Pornarina, déviance et délivrance.

Pornarina est le premier roman de Raphaël Eymery, publié aux éditons DENOEL dans leur collection Lunes d’encre ce mois-ci. C’est un court roman comparé aux publications habituelles de cette collection, à peine moins de deux-cents pages, mais c’est surtout un roman atypique, accompagné d’une belle illustration de couverture réalisée par Aurélien Police.

Raphaël Eymery, d’abord nouvelliste chez Dreampress.com et La musardine, publie donc son premier roman , un récit subversif à l’univers singulier, pour vous donner une idée de son univers, l’auteur tient un blog : ici.

 

Pornarina : la grande jument émasculatrice.

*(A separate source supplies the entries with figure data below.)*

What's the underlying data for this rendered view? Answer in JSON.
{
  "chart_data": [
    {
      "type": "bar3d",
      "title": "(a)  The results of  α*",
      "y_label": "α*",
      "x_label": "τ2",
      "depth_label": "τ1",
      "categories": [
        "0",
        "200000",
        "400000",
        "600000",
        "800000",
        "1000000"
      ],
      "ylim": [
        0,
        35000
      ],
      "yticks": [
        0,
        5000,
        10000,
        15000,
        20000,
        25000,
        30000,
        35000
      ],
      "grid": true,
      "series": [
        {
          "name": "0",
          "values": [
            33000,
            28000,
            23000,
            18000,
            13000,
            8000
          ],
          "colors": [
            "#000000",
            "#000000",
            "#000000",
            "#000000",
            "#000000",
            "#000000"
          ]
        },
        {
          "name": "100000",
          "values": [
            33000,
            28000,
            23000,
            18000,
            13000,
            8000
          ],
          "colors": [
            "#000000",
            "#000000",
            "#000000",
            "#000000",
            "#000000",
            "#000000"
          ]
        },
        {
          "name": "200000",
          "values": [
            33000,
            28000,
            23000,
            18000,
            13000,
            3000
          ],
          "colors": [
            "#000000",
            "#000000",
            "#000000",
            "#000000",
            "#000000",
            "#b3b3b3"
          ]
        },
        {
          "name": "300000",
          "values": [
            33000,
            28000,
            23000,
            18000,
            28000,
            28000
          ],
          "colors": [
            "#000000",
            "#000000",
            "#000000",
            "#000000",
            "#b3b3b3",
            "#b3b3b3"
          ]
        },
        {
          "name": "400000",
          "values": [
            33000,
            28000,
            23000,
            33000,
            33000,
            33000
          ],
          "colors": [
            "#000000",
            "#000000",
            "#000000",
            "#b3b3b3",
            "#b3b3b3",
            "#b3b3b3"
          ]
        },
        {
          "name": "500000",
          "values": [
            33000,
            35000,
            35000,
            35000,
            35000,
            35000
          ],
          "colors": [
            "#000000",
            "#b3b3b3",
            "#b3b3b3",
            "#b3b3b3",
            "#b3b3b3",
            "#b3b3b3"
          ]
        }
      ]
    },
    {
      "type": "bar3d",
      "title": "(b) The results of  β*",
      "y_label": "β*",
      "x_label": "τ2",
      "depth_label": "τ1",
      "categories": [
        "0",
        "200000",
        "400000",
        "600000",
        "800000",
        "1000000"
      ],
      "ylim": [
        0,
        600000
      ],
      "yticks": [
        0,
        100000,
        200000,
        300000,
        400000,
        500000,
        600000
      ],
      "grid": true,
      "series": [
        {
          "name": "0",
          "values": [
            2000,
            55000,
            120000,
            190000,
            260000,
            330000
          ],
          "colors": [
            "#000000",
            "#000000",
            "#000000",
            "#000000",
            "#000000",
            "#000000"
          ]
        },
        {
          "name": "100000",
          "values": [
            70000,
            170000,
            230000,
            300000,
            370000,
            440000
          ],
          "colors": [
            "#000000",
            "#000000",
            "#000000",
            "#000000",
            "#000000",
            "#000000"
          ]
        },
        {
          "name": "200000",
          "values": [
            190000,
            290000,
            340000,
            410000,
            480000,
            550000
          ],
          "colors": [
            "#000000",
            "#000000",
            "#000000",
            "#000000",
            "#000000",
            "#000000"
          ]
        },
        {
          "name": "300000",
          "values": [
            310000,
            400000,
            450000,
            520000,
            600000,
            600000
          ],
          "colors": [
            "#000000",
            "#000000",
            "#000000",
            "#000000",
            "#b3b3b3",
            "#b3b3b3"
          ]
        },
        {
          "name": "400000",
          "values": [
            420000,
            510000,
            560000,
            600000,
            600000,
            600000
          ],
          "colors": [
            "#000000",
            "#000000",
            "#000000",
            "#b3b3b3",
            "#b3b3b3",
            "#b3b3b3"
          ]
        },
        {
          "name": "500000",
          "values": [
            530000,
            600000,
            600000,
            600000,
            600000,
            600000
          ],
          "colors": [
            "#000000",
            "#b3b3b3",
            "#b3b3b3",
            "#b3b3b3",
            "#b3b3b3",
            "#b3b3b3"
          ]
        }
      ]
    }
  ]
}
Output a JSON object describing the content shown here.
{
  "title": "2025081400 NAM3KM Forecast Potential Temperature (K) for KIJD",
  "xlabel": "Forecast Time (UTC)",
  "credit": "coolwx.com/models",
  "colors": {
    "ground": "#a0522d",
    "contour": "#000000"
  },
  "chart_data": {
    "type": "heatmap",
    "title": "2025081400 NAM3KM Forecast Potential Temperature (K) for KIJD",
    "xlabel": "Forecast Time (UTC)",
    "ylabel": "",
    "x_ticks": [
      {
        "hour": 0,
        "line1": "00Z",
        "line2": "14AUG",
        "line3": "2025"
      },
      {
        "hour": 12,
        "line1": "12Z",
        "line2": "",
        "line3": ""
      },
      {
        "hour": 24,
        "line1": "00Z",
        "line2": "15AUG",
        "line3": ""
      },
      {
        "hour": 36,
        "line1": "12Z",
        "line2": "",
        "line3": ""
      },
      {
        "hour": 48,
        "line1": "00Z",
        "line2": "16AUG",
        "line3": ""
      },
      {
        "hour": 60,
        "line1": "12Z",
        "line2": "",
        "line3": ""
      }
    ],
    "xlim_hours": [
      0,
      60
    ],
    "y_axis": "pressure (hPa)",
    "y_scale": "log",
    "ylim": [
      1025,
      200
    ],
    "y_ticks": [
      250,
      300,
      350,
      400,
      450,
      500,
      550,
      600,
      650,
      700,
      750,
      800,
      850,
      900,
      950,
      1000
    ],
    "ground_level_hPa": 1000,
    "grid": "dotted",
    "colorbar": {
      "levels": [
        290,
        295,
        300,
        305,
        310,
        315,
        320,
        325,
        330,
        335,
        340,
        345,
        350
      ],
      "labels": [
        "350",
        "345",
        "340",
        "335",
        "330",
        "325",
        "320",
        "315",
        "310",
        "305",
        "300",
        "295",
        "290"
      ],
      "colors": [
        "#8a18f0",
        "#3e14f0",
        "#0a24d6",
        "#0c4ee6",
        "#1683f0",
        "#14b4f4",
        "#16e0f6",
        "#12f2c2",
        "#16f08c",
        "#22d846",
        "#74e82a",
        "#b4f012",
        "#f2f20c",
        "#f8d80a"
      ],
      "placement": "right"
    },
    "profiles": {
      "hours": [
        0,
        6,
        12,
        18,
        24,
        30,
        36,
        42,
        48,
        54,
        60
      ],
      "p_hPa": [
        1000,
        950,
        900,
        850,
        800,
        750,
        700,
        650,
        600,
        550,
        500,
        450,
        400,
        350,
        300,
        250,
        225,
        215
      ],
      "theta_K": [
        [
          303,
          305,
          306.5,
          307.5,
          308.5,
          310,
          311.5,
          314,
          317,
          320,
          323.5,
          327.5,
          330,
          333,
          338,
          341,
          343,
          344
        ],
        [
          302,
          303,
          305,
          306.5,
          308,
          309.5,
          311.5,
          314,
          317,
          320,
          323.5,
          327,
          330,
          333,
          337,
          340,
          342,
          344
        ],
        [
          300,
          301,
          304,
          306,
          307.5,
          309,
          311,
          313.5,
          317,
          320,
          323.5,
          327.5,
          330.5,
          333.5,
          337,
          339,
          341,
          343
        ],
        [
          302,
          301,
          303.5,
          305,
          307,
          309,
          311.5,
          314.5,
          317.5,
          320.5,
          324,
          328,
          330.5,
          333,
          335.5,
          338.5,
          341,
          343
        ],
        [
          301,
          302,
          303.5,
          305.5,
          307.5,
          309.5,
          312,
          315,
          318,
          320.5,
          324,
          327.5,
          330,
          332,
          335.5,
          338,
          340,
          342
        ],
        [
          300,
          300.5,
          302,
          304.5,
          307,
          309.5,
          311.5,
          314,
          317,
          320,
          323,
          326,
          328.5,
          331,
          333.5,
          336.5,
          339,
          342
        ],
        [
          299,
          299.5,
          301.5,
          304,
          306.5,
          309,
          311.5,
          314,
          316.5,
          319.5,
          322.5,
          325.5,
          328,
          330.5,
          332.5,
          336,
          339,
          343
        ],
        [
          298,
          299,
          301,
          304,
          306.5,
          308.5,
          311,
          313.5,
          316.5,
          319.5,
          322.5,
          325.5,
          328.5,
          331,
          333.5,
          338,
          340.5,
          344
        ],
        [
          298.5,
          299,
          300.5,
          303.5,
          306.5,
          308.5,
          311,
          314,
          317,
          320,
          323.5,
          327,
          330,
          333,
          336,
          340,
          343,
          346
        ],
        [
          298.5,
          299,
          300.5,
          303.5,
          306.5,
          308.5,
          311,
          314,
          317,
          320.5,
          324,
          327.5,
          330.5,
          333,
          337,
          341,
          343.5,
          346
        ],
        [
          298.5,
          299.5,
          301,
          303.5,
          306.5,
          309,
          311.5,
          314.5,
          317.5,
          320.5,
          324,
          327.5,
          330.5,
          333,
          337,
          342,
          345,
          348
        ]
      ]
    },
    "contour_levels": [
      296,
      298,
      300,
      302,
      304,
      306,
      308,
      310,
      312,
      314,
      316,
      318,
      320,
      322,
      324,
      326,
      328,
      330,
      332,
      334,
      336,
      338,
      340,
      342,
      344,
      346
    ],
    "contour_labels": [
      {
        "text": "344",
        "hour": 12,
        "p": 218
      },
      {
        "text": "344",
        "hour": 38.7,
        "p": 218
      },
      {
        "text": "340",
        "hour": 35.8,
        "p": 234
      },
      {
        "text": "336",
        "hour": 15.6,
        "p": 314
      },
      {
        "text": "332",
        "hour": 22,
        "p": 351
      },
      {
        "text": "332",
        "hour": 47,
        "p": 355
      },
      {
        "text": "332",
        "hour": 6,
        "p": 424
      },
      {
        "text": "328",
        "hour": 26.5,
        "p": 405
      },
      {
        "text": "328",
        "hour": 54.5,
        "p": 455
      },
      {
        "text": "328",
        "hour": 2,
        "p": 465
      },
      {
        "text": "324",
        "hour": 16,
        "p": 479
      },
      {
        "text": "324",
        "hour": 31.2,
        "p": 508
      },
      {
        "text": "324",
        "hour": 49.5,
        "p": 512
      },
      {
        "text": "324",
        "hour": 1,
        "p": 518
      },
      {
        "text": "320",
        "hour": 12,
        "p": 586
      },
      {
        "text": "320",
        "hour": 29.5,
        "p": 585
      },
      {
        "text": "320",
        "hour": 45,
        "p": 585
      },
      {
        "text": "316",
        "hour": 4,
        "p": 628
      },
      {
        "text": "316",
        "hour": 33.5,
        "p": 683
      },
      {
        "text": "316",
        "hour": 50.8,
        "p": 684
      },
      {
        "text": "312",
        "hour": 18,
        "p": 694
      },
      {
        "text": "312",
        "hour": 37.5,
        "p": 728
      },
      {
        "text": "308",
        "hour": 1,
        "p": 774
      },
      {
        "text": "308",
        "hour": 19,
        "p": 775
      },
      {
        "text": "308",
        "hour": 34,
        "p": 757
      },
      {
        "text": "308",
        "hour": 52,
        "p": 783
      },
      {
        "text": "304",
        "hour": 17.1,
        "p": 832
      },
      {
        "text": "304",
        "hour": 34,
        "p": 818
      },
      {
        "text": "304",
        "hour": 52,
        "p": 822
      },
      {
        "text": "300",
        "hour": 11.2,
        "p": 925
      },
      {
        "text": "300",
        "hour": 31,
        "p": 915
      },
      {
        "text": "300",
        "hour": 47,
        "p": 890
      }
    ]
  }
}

Pornirana parcourt l’Europe depuis des décennies, au gré de ses déambulations elle émascule ses victimes. Méconnue, elle est pourtant l’objet de fantasmes et d’études d’une communauté : les pornarinologues. La-prostituée-à-la-tête-de-cheval compte plusieurs dizaines de victimes délaissées dans son sillage l’entrejambe sanguinolente (je vous laisse imaginer l’intérêt de la tête de cheval pour cette pratique). L’un des plus éminents des pornarinologues est le Dr Blažek, Franz Blažek, éminent tératologue — science des montres et des anomalies congénitales ou héréditaires —, il poursuit depuis des années à Pornarina. Il vit dans son château avec sa fille adoptive, Antonie, qu’il a éduquée et formée en vue de l’aider dans sa traque. Mais pour la jeune femme, sa rencontre avec un autre pornarinologue, Fell (certains auront peut-être la référence), à Florence va changer sa vie.

 

Les K de Franz et son château.

Le Dr Franz Blažek est un vieil homme qui a toujours nourri une fascination morbide pour les monstres, les phénomènes de foire et autres joyeusetés de la nature. Il est obsédé par Pornarina, comme tous ses collègues pornarinologues, sous couvert de recherches scientifiques, il  se nourrit de fantasmes liés à la tueuse en série, rêve d’être pris par elle. Sa fascination pour les monstruosités vient de sa plus tendre enfance, rejeton de sœurs siamoises, il a trempé dedans depuis le plus jeune âge. Antonie, qu’il a recueillie est elle aussi affublée de caractéristiques particulières, filiforme, émaciée, décharnée, elle est capable de se contorsionner dans des positions folles. Véritable arme de guerre, une Kunoichi formée par le docteur, elle lui voue une admiration presque sans faille. Mais lorsqu’elle se mettra en traque de Pornarina, pour le compte de son père adoptif, elle se rendra vite compte que les pornarinologues et son père ne sont pas tout à fait sains. Ils forment en réalité une communauté vieillissante et mysogine. À côté de ce duo, gravitent des personnages secondaires tous plus bizarres les uns que les autres, des serviteurs lugubres : Martha, Carel et les pornarinlogues pervers. Le château du Dr est lui aussi un personnage à part entière du roman, les personnages évoluent dans ce milieu façonné par les envies, les fantasmes et les collections macabres de Franz.

 

Fascination morbide.

La mort, le sexe et la déviance transpirent des pages. L’auteur explore la psyché de ceux qui ont une fascination pour la mort, les déviances et les monstruosités. Pornarina se dresse en créature mystique, chacun y va de sa théorie, expiation par l’émasculation pour certains, déesse vengeresse pour d’autres. Le lecteur pourra se faire son propre avis, car Raphaël Eymery ne cesse de nous faire courir après cette chimère au fil des pages. Il s’en amuse et je suis sûr qu’il y a pris du plaisir ! C’est un roman qui est bourré de références, truffé même, un peu trop parfois. Je ne vais pas prétendre toutes les avoir, mais certaines font sourire, d’autres sont plus pertinentes. Hannibal Lecter, Nietzsche et son dragon, la famille Adams… La couleur jaune y tient une place particulière, en écho au Roi en jaune popularisé par la série True detective (avec pour première référence le mythe de cthulhu), où les enquêteurs poursuivent aussi une chimère et leurs propres démons. Le détective du 221B Baker Street est présent lui aussi, au gré d’interludes et en guise d’introduction, il n’apparait pas sous son meilleur jour, mais sa présence originale réalise un souhait de son créateur :

“Mariez-le, assassinez-le, disposez de lui comme bon vous semble” Sir Arthur Conan Doyle, à propos de Sherlock Holmes.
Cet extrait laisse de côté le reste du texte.